The press release which accompanied Into The Serpent’s Den described Italy’s Axevyper’s third long player as classic metal but with an added boost and influenced by Iron Maiden and it is this Iron Maiden influence that you are going to instantly notice. There is no getting away from it and so I may as well discuss this straight away in this review and lay it out on the table. This isn’t just a glancing nod in the way of Maiden this is exactly like early Maiden, maybe with a few Helloween references to mix it up a bit but it sounds and feels like the late 70’s early 80’s Maiden.
Here at Moshville Times this sparked a discussion that, considering Maiden’s success over the last 30 odd years, there haven’t actually been that many bands we could think of that has looked to this period and this band for inspiration to the point where they sound so much like them. I’m not sure anyone really came up with a name, although Editor Mosh did point out that the same could also be said of Fear Factory and he discussed this with the band when he interviewed them recently. [actually, Dendera’s first album is very “Maiden” in it’s sound, though that’s not a criticism as it’s bloody good – Mosh] Maybe it’s because they are so distinctive or maybe just because you have to be pretty special type of musician to replicate what they do that this has not happened. This does not mean it’s a bad thing and the album is certainly not a Maiden tribute act. So, if you are someone who thinks there is only one Maiden maybe it’s not for you. If on the other hand you loved that early period and want hear songs in a similar vein delivered with the enthusiasm that Maiden had themselves in those early days, read on.
It doesn’t take “Brothers of the Black Sword” long to set the scene. Right from the solo drum intro to the guitar this is a classic metal vibe. The song also has a very strong signature guitar solo at the beginning. In modern days’ terms we might even call this melodic metal. We hear the sound of a sword being unleashed and we know Axevyper mean business. When vocalist Luca Cicero starts singing you are again going to be struck by the similarity to their influences but the band carry this very well and what we have with “Brothers of the Black Sword” is a triumphant, melodic, attacking song. What is very clear is that this is one talented band and this opening track is delivered with such energy and musicianship that after a couple of listens this has already become a firm favourite. The guitar solos peppered throughout are always a good choice and enhance the track rather than just show off, whether it be a traditional solo or a riff based melodic storyline. Let’s not forget the bass though, such a distinct sound on early Maiden albums and like Steve Harris, bass player Andrea Tognatti has that running style of bass chugging through the whole song and it really helps to keep the song fresh and at times breathless.
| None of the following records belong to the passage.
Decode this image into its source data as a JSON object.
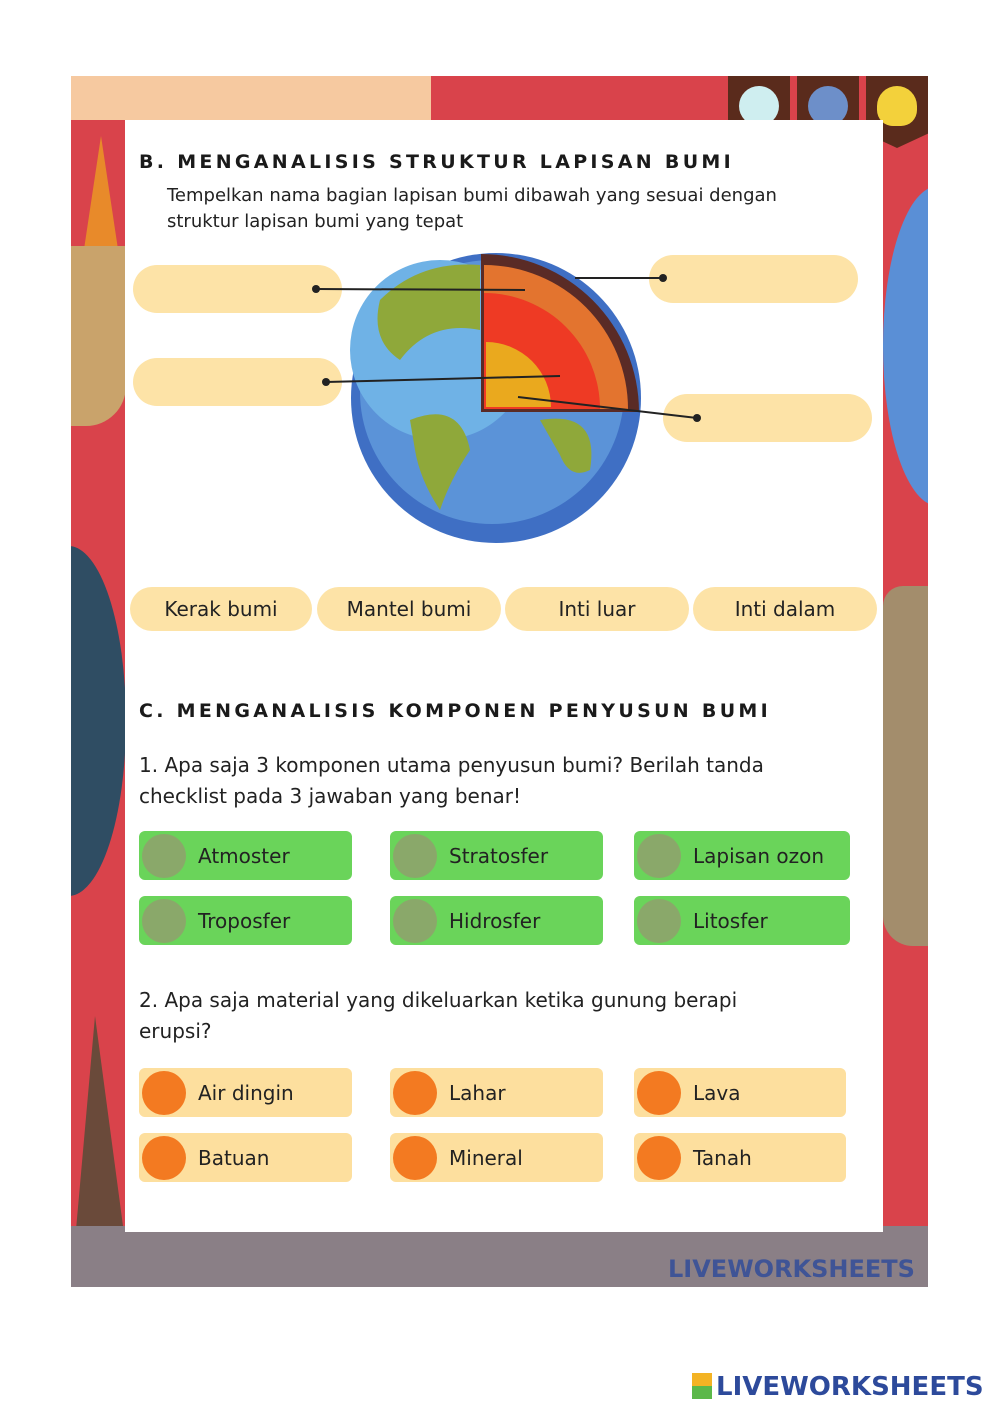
{
  "section_b": {
    "title": "B. MENGANALISIS STRUKTUR LAPISAN BUMI",
    "instruction_line1": "Tempelkan nama bagian lapisan bumi dibawah yang sesuai dengan",
    "instruction_line2": "struktur lapisan bumi yang tepat"
  },
  "answers": [
    "Kerak bumi",
    "Mantel bumi",
    "Inti luar",
    "Inti dalam"
  ],
  "section_c": {
    "title": "C. MENGANALISIS KOMPONEN PENYUSUN BUMI",
    "q1_line1": "1. Apa saja 3 komponen utama penyusun bumi? Berilah tanda",
    "q1_line2": "checklist pada 3 jawaban yang benar!",
    "q1_options": [
      "Atmoster",
      "Stratosfer",
      "Lapisan ozon",
      "Troposfer",
      "Hidrosfer",
      "Litosfer"
    ],
    "q2_line1": "2. Apa saja material yang dikeluarkan ketika gunung berapi",
    "q2_line2": "erupsi?",
    "q2_options": [
      "Air dingin",
      "Lahar",
      "Lava",
      "Batuan",
      "Mineral",
      "Tanah"
    ]
  },
  "watermark": "LIVEWORKSHEETS",
  "colors": {
    "frame": "#d9434b",
    "label_box": "#fde3a7",
    "green_option": "#6ad45a",
    "orange_option": "#fddf9e",
    "orange_dot": "#f37a21"
  }
}
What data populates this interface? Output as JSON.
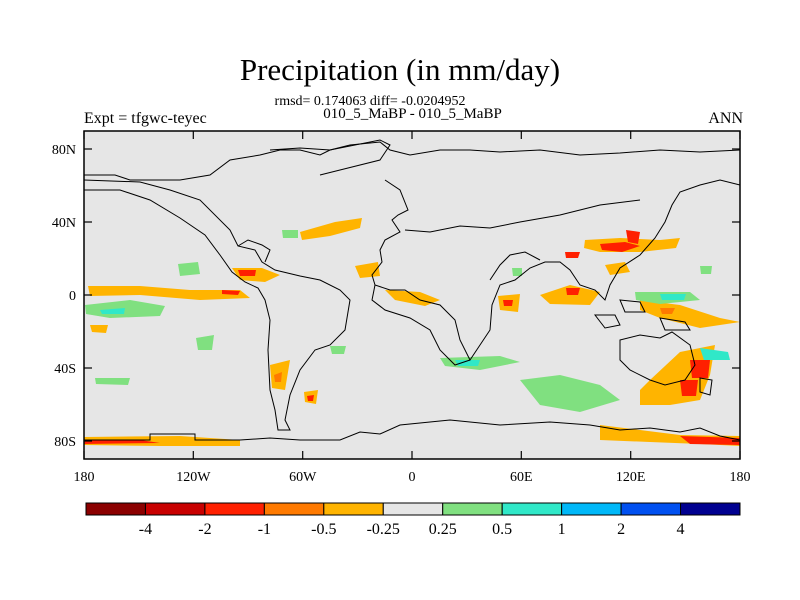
{
  "title": "Precipitation (in mm/day)",
  "stats_line": "rmsd= 0.174063 diff= -0.0204952",
  "case_line": "010_5_MaBP - 010_5_MaBP",
  "left_label": "Expt = tfgwc-teyec",
  "right_label": "ANN",
  "lat_ticks": [
    "80N",
    "40N",
    "0",
    "40S",
    "80S"
  ],
  "lon_ticks": [
    "180",
    "120W",
    "60W",
    "0",
    "60E",
    "120E",
    "180"
  ],
  "colorbar": {
    "colors": [
      "#8b0000",
      "#c80000",
      "#ff2000",
      "#ff7a00",
      "#ffb400",
      "#e6e6e6",
      "#80e080",
      "#30e8c8",
      "#00b8f8",
      "#0050f0",
      "#000090"
    ],
    "labels": [
      "-4",
      "-2",
      "-1",
      "-0.5",
      "-0.25",
      "0.25",
      "0.5",
      "1",
      "2",
      "4"
    ]
  }
}
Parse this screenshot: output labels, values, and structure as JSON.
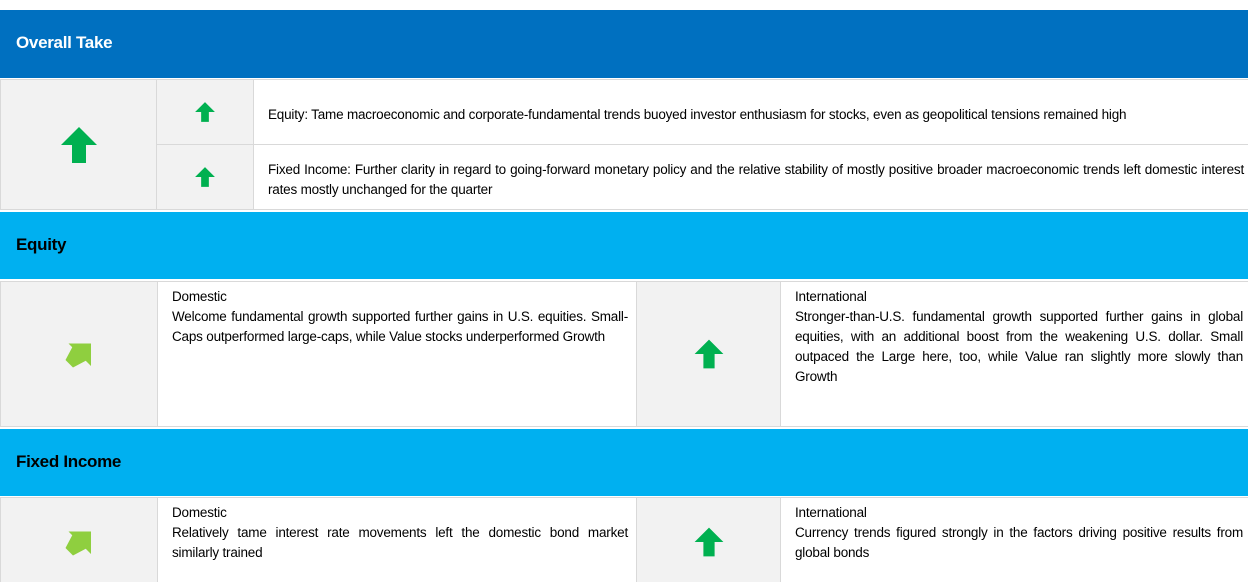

“The Adventurer” is a definite highlight of the album. It is the only song where they actually calm the pace down for the beginning and instead have a quiet guitar intro and calm and relatively emotional vocals. It is not long before all the band kicks in and we again get the full on assault but why this song works so well is that when the vocals are reintroduced you are already on that emotional plain and you relate to the lyrics so much more. Vocal-wise this is very much Helloween Keeper of the Seven Keys territory, but very much like the Maiden influences Axevyper do this very well too. It has the same emotional intensity and also pace of the vocals as Helloween at their best; catchy, punchy but speaks volumes.
Another track worthy of a mention is “Spirit of the Wild”. The opening instrumental minute really captures the spirit of Axevyper – it is full on assault, technically very, very good, especially the guitar solo. Once the vocals kick in and the “Spirit of the Wild” chorus slams out, I was won over. It has a great call and response chant with the full band but the actual chorus is similar in style to “Run to the Hills” and you can easily see any audience relating to the sing-along chorus.
Final track on the album “Beyond The Gates of the Silver Key” has a medieval feel to the intro, that slowly builds, punctuated slowly before the full band is gently eased into the mix. A military tattoo style drum pattern joins in before it goes off plan with a single guitar solo. This is a well-orchestrated piece, plenty going on without being too showy. It’s a great demonstration of what the band has to offer. The guitars throughout are exceptional, great riffs and interplay with an emotional edge. It leaves you in awe of the talent this group progress.
Into the Serpent’s Den may very well have both feet firmly in the past but the bands whose style they mirror are no longer producing this type of music anymore. So if you want to revisit a style that went out of fashion with sweatbands but delivered impeccably, with enthusiasm, is a tribute without being a tribute band then I would definitely recommend Into the Serpent’s Den.
Into the Serpent’s Den is out on February 26th.